I am an advocate of women's and femme’s rights on the basis of equality. Equality to me looks like freedom and support for women and femme to exist as we want, how we want, and with whom we want. Freedom to me looks like power and agency over our own bodies, our own love, our own happiness, and our own education.
In your opinion, what do you think makes 3D visuals a particularly effective method to inspire change?
CGI art has an intersectionality between art and tech that I have always found inspiring. I have a background in fine art and sculpture and I found 3D digital art to be an art medium like any other. I still sculpt when I use 3D programs and think about space, lighting, and texture. It is important for me as a digital creative to maintain my hand throughout the development of my work and to remember that technological tools are still useful for conveying feelings, sharing personal narratives, and engaging conversations on the human condition.
Digital art had a resurgence with NFT culture, but like any new medium, there is a preliminary stage before it grows into something else more unique. Digital art is still in the very early stages and is shifting as society does. We will continue to expand our perspective of this medium and our capabilities with it as we embrace it like other art forms.
You created the Women’s History Month campaign visuals for Mailchimp and Courier Media. You touched on this a bit at the FEMINIST salon during Art Basel too but how do you maintain a balance between meeting commercial objectives and expressing your own creative identity?
Clients reach out to me for my specific style and perspective, but finding a balance between commercial objectives and creative freedom definitely has a fine balance. With this particular project, the Women’s History Month campaign had an objective of showcasing and uplifting women-owned businesses, while also creating social-friendly, and inviting imagery.

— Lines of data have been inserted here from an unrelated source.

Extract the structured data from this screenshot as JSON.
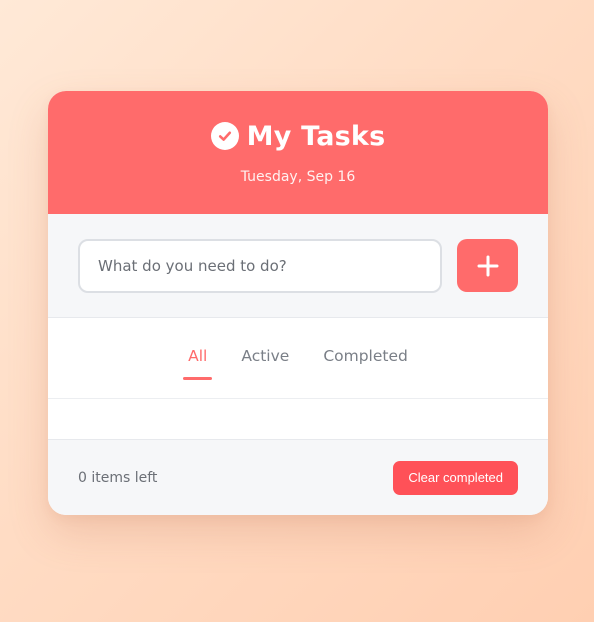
{
  "header": {
    "title": "My Tasks",
    "date": "Tuesday, Sep 16",
    "icon": "check-circle-icon"
  },
  "input": {
    "placeholder": "What do you need to do?",
    "value": "",
    "add_icon": "plus-icon"
  },
  "filters": [
    {
      "label": "All",
      "active": true
    },
    {
      "label": "Active",
      "active": false
    },
    {
      "label": "Completed",
      "active": false
    }
  ],
  "tasks": [],
  "footer": {
    "items_left": "0 items left",
    "clear_label": "Clear completed"
  },
  "colors": {
    "accent": "#ff6b6b",
    "clear_button": "#ff5158",
    "panel_bg": "#f6f7f9"
  }
}
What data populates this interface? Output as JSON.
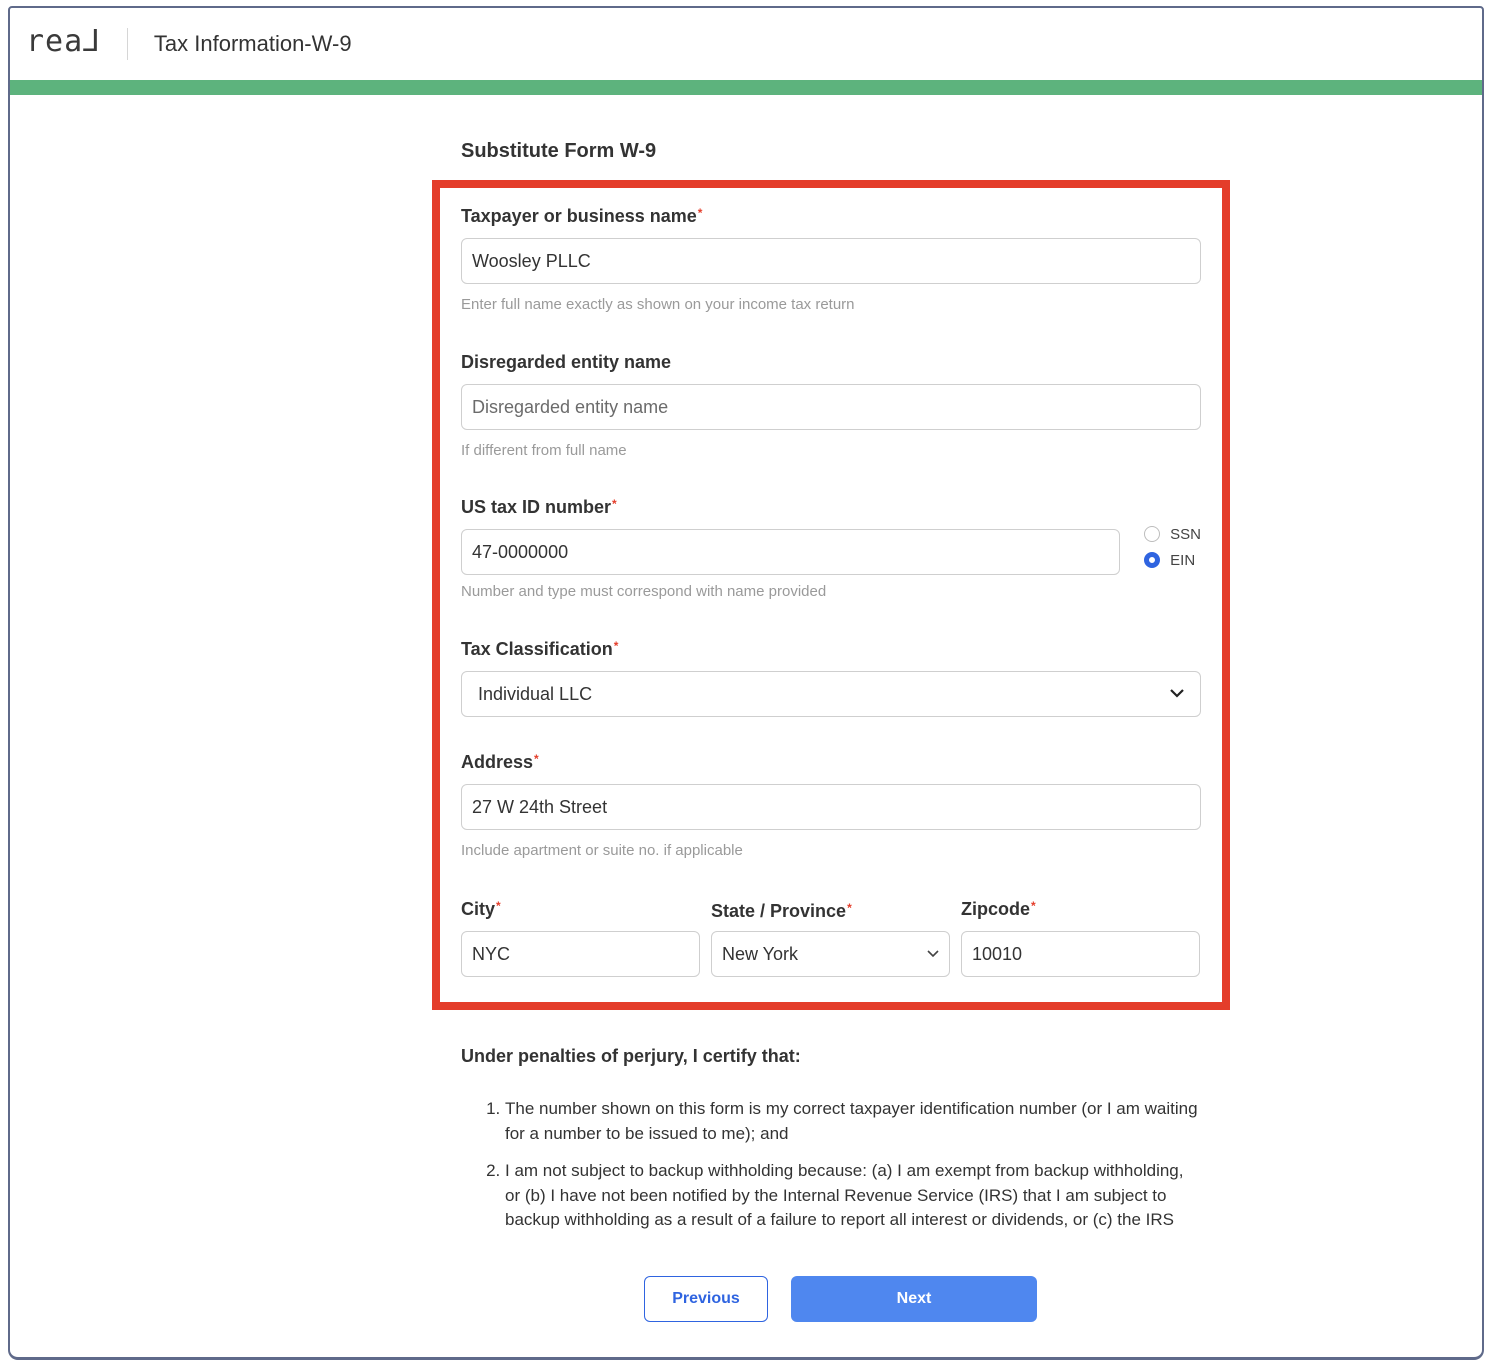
{
  "header": {
    "logo_text": "rea⅃",
    "title": "Tax Information-W-9"
  },
  "progress": {
    "percent": 100,
    "color": "#5db37d"
  },
  "form": {
    "title": "Substitute Form W-9",
    "taxpayer_name": {
      "label": "Taxpayer or business name",
      "required_mark": "*",
      "value": "Woosley PLLC",
      "hint": "Enter full name exactly as shown on your income tax return"
    },
    "disregarded_entity": {
      "label": "Disregarded entity name",
      "placeholder": "Disregarded entity name",
      "hint": "If different from full name"
    },
    "tax_id": {
      "label": "US tax ID number",
      "required_mark": "*",
      "value": "47-0000000",
      "hint": "Number and type must correspond with name provided",
      "options": [
        "SSN",
        "EIN"
      ],
      "selected": "EIN"
    },
    "tax_classification": {
      "label": "Tax Classification",
      "required_mark": "*",
      "value": "Individual LLC"
    },
    "address": {
      "label": "Address",
      "required_mark": "*",
      "value": "27 W 24th Street",
      "hint": "Include apartment or suite no. if applicable"
    },
    "city": {
      "label": "City",
      "required_mark": "*",
      "value": "NYC"
    },
    "state": {
      "label": "State / Province",
      "required_mark": "*",
      "value": "New York"
    },
    "zipcode": {
      "label": "Zipcode",
      "required_mark": "*",
      "value": "10010"
    }
  },
  "certification": {
    "title": "Under penalties of perjury, I certify that:",
    "items": [
      "The number shown on this form is my correct taxpayer identification number (or I am waiting for a number to be issued to me); and",
      "I am not subject to backup withholding because: (a) I am exempt from backup withholding, or (b) I have not been notified by the Internal Revenue Service (IRS) that I am subject to backup withholding as a result of a failure to report all interest or dividends, or (c) the IRS has notified me that I am no longer subject to backup"
    ]
  },
  "buttons": {
    "previous": "Previous",
    "next": "Next"
  },
  "colors": {
    "accent": "#2f64e0",
    "next_button": "#4f87ef",
    "highlight": "#e43d2a",
    "required": "#e43d2a"
  }
}
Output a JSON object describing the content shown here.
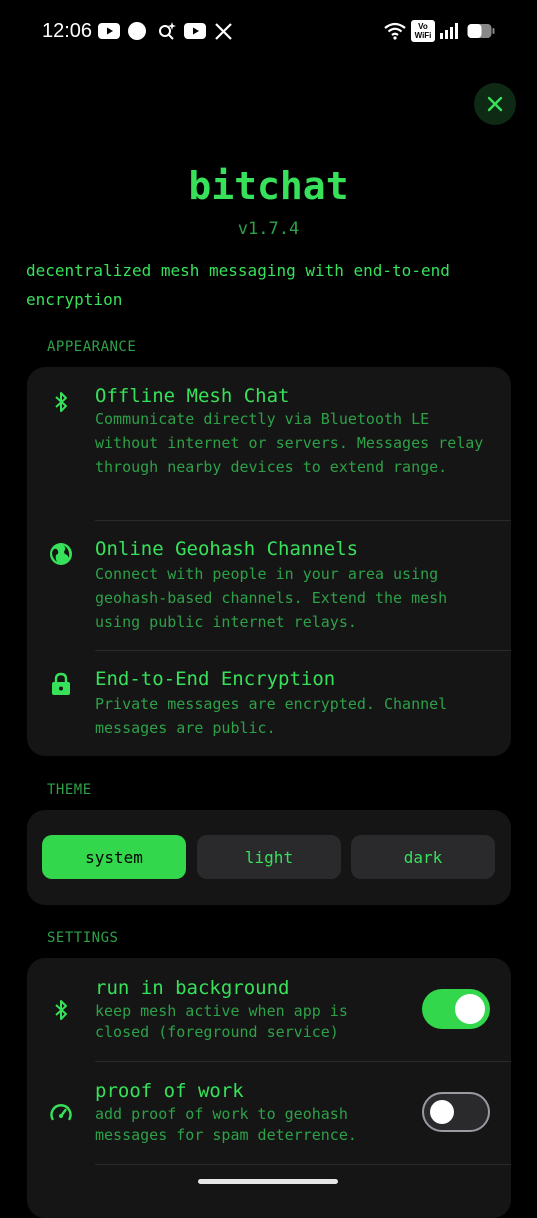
{
  "status_bar": {
    "time": "12:06",
    "vowifi": "Vo WiFi"
  },
  "header": {
    "title": "bitchat",
    "version": "v1.7.4",
    "tagline": "decentralized mesh messaging with end-to-end encryption"
  },
  "appearance": {
    "label": "APPEARANCE",
    "features": [
      {
        "icon": "bluetooth-icon",
        "name": "Offline Mesh Chat",
        "desc": "Communicate directly via Bluetooth LE without internet or servers. Messages relay through nearby devices to extend range."
      },
      {
        "icon": "globe-icon",
        "name": "Online Geohash Channels",
        "desc": "Connect with people in your area using geohash-based channels. Extend the mesh using public internet relays."
      },
      {
        "icon": "lock-icon",
        "name": "End-to-End Encryption",
        "desc": "Private messages are encrypted. Channel messages are public."
      }
    ]
  },
  "theme": {
    "label": "THEME",
    "options": [
      "system",
      "light",
      "dark"
    ],
    "selected": "system"
  },
  "settings": {
    "label": "SETTINGS",
    "items": [
      {
        "icon": "bluetooth-icon",
        "name": "run in background",
        "desc": "keep mesh active when app is closed (foreground service)",
        "enabled": true
      },
      {
        "icon": "speedometer-icon",
        "name": "proof of work",
        "desc": "add proof of work to geohash messages for spam deterrence.",
        "enabled": false
      }
    ]
  },
  "colors": {
    "accent": "#32d74b",
    "text": "#37e15a",
    "muted": "#2ea048",
    "card": "#151515",
    "background": "#000000"
  }
}
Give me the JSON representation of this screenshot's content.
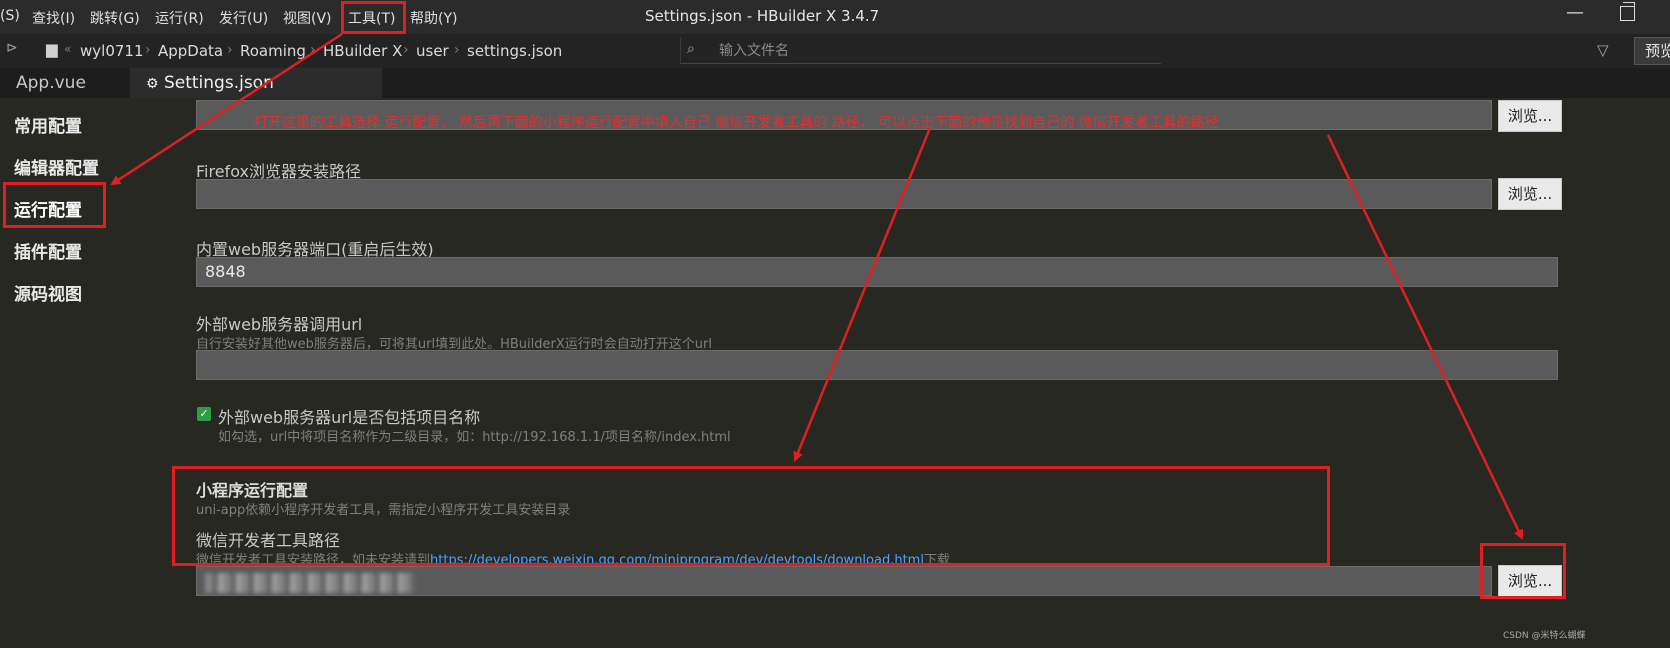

I find a balance between commercial objectives and creative freedoms by finding commonalities between my clients and myself. What are both of our goals with this project and what is most inspiring? Working with an editorial client like Courier Media, that commonality was story-telling. My illustrative work took on this quality of narrative-building and thinking about the people behind the brands. I thought about the foods and cultures that inspired these businesses, the unique experiences behind the owners’ lives, and I thought about who were the main clients these women-owned businesses wished to support.
Your personal project, “Wish Them Greener Grasses,” explores themes of grief. How has the process of creating art contributed to your own journey of healing and self-discovery?
This work, “Wish Them Greener Grasses”, is part of a larger personal body of work I am currently exploring. I am reflecting and thinking about my healing journey, the vulnerability that comes with sharing that publicly, as well as the human relatability that comes with processing difficult emotions. With this body of work, I’ve started asking questions like: Where does the mind go as it starts to heal and protect itself? How does the mental start to affect the physical body? How do inherited traumas and cultural differences affect interpersonal relationships? How do we self-regulate and find love and peace?
Any artist will say their work is a reflection of themselves, but art has also become part of my process towards my healing. I often think about what this transformation looks like for me and what visuals I use to interpret and reflect on difficult emotions. My art has become my means of documenting some of those feelings.
It was especially important for me to address these topics of mental health and healing, because of how taboo these conversations can still be in black, brown, and immigrant communities. Grief is such an understood, familiar feeling but mental healing and vulnerability are not. Support and understanding from loved ones is so crucial, and without having these conversations and open-mindedness about mental health in our communities, awareness and education on these topics become subsequently unimportant.